Akin, a six-term congressman, said earlier in August he opposed the so-called morning-after contraception pill, calling it a form of abortion. He made no exception for rape victims.

In the new commercials, a woman who was violently sexually assaulted said Akin "showed his true colors" in alluding to "legitimate rapes." She said that as a woman of faith she could forgive Akin, but as a voter could not forget what he said.

Another woman raped during a home invasion said she took emergency contraception, which Akin "would criminalize." She said "at the worst moment of her life, no woman should be denied that choice."
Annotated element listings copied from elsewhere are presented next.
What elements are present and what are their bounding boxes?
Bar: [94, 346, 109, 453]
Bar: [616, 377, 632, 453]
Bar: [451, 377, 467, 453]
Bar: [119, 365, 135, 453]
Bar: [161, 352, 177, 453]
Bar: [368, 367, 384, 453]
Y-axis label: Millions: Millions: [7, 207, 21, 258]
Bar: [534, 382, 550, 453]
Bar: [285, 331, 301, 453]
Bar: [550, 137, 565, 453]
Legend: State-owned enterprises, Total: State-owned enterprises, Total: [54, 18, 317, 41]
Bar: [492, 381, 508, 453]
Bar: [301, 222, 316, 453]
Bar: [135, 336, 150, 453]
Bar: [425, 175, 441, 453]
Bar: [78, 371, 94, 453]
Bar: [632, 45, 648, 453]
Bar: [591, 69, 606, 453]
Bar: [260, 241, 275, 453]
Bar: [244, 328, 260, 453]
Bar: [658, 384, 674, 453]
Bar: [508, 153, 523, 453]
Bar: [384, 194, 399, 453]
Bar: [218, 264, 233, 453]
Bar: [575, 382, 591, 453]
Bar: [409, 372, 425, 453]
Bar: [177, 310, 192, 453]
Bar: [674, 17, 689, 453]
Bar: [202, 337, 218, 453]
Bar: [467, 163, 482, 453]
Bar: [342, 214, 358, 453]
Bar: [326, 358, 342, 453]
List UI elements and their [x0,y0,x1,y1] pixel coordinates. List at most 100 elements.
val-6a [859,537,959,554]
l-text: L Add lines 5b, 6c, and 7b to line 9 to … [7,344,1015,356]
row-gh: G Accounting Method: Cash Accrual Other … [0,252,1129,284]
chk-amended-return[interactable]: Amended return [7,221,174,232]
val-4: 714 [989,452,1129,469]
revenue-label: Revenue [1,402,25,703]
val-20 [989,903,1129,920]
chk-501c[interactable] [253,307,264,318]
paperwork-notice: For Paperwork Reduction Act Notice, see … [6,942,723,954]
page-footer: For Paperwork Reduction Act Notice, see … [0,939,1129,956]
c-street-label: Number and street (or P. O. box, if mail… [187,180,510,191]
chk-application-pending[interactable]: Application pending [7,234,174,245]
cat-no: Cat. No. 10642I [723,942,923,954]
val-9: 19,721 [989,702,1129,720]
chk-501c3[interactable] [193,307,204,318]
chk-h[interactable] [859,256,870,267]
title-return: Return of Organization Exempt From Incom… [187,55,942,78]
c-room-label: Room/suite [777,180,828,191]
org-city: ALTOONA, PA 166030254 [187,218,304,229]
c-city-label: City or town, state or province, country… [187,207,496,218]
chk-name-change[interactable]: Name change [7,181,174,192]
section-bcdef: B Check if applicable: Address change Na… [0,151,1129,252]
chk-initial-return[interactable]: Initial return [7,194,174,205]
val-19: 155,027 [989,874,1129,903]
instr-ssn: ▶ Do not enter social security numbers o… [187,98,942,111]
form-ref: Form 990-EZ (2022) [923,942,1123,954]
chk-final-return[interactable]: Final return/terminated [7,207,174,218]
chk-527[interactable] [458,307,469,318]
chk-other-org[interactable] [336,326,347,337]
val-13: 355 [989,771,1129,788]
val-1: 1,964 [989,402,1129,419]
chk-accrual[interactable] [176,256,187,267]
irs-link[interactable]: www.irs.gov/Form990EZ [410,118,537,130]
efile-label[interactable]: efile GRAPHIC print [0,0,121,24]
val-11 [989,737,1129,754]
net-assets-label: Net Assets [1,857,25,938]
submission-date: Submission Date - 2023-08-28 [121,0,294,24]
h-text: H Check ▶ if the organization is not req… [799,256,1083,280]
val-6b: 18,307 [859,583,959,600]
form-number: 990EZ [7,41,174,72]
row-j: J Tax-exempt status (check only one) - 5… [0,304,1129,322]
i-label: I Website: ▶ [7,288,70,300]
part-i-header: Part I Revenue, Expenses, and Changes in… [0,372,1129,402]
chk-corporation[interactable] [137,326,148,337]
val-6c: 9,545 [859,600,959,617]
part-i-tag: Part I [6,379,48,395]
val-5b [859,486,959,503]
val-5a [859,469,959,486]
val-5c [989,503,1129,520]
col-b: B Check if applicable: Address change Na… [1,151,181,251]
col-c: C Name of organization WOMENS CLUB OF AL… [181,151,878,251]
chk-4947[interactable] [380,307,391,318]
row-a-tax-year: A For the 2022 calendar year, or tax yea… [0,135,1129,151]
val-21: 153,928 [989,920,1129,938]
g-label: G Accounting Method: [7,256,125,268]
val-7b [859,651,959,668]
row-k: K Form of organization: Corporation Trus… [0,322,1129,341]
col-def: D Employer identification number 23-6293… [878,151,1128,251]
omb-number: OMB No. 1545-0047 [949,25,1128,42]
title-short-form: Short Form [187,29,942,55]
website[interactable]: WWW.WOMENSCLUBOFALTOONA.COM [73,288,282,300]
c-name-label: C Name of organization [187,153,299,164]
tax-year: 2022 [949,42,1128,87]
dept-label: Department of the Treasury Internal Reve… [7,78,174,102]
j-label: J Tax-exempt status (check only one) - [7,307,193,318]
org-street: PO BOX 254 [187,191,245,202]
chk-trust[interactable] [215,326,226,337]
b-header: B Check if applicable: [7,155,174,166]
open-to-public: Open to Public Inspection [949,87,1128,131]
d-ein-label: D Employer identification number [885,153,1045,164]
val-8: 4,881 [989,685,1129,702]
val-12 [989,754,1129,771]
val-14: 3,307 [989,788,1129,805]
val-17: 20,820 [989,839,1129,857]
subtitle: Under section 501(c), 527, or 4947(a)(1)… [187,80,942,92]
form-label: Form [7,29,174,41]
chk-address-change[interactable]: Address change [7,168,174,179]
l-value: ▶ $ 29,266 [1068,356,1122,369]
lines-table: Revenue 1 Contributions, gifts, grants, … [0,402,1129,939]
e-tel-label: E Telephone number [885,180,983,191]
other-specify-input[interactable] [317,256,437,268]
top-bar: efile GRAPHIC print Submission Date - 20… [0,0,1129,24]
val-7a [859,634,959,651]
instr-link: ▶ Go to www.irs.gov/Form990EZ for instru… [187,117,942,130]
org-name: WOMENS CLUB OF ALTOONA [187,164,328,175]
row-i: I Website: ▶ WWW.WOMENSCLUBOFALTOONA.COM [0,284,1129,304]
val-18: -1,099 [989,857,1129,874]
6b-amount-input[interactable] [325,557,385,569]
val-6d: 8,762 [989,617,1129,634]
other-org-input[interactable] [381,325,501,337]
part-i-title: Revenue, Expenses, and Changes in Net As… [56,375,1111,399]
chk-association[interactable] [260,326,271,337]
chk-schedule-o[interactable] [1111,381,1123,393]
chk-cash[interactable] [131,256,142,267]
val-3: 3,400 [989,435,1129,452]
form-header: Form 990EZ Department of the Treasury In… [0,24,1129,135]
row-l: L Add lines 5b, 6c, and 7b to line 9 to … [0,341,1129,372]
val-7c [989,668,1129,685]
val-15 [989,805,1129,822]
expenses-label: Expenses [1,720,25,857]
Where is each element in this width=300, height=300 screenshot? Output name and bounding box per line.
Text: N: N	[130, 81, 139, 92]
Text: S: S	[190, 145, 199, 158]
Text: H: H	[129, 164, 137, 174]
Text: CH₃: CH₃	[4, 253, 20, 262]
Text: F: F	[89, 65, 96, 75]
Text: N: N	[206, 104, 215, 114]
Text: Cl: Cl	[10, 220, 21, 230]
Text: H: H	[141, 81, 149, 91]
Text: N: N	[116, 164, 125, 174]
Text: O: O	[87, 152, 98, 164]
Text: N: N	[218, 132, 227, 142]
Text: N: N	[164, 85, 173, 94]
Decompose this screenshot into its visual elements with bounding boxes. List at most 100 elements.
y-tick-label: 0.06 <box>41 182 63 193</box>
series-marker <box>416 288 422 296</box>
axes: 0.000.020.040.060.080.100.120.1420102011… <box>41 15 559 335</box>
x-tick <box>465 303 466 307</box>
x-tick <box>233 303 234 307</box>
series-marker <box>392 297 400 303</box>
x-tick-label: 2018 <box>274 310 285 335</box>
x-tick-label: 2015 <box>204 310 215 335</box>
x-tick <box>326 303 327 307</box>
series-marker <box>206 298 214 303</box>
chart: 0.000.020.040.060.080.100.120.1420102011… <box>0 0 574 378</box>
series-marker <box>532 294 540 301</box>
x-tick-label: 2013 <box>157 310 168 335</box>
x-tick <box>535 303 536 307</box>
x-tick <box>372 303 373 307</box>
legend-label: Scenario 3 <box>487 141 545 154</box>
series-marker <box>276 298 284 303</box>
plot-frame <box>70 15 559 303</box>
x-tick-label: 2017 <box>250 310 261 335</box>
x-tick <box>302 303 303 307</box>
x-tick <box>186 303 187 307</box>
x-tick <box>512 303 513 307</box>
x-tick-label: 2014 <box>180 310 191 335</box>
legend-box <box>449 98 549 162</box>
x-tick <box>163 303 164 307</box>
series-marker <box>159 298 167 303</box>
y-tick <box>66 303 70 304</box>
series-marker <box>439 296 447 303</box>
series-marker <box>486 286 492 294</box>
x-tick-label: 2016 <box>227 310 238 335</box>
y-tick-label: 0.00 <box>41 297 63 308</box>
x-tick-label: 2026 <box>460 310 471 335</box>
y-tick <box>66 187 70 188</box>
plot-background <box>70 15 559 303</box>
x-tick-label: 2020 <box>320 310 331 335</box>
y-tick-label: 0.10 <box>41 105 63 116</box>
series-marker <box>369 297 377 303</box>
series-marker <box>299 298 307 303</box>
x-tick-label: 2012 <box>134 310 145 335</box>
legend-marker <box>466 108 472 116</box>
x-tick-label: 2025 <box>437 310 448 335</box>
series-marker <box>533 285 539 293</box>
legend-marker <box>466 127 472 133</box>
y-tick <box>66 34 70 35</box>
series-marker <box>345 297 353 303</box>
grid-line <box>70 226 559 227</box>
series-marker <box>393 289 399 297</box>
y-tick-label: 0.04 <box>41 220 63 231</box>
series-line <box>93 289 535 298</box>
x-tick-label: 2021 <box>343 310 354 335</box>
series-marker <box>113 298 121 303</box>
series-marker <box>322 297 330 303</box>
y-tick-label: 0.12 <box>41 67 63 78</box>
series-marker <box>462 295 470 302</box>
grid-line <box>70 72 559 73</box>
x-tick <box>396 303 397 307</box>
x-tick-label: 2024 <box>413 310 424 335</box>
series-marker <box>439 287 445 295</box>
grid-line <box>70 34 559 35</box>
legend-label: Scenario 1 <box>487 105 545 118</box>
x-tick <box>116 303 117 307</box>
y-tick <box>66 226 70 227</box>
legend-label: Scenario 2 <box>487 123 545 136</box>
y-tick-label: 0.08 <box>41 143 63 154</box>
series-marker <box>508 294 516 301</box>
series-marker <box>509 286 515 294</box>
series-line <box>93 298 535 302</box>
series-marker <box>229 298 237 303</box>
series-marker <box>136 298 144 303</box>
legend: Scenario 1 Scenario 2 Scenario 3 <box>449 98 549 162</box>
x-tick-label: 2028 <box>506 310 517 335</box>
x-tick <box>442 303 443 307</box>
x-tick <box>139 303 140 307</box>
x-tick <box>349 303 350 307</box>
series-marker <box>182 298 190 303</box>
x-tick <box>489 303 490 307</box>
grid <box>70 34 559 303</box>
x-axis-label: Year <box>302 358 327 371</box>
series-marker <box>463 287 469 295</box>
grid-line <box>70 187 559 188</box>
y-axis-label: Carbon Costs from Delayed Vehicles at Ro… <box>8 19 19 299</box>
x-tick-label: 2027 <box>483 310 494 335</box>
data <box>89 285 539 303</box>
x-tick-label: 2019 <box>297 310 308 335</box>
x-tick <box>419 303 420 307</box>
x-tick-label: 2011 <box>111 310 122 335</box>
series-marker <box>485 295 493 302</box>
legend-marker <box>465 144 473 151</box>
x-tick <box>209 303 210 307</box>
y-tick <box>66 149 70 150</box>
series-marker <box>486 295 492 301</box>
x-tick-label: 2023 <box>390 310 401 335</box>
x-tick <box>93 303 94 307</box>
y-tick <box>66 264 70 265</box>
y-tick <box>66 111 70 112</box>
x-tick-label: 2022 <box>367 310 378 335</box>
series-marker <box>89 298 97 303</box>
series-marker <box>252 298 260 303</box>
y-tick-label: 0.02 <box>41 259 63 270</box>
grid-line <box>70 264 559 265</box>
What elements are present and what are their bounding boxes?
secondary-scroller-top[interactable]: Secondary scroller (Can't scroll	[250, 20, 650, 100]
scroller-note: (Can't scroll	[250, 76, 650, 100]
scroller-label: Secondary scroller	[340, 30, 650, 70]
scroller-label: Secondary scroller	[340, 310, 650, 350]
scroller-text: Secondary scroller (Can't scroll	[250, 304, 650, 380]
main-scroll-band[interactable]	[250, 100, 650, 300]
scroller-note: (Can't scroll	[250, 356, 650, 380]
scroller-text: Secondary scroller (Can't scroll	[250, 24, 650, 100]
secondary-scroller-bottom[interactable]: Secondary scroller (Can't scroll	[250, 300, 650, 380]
Another woman, who identified herself as a pro-life Republican and a rape victim, said she declined to take the emergency contraception pill but that the decision should remain hers, not anyone else's.

Akin spokesman Ryan Hite said on Wednesday that Akin was on record opposing the morning-after pill. But Hite said he had not "delved into" Akin's position in the case of rape and could not comment further.

McCaskill spokeswoman Caitlin Legacki said opposing emergency contraception for rape victims "is so far to the extreme and is really troubling for Missouri."

On Wednesday, Akin took the offensive against McCaskill on the subject of tax returns. He called for the release of the past five years of tax returns filed by her and her husband. So far McCaskill has released only her own, most recent tax return.

Akin has not released any returns, but would do so if McCaskill released the past five years of tax returns, Hite said.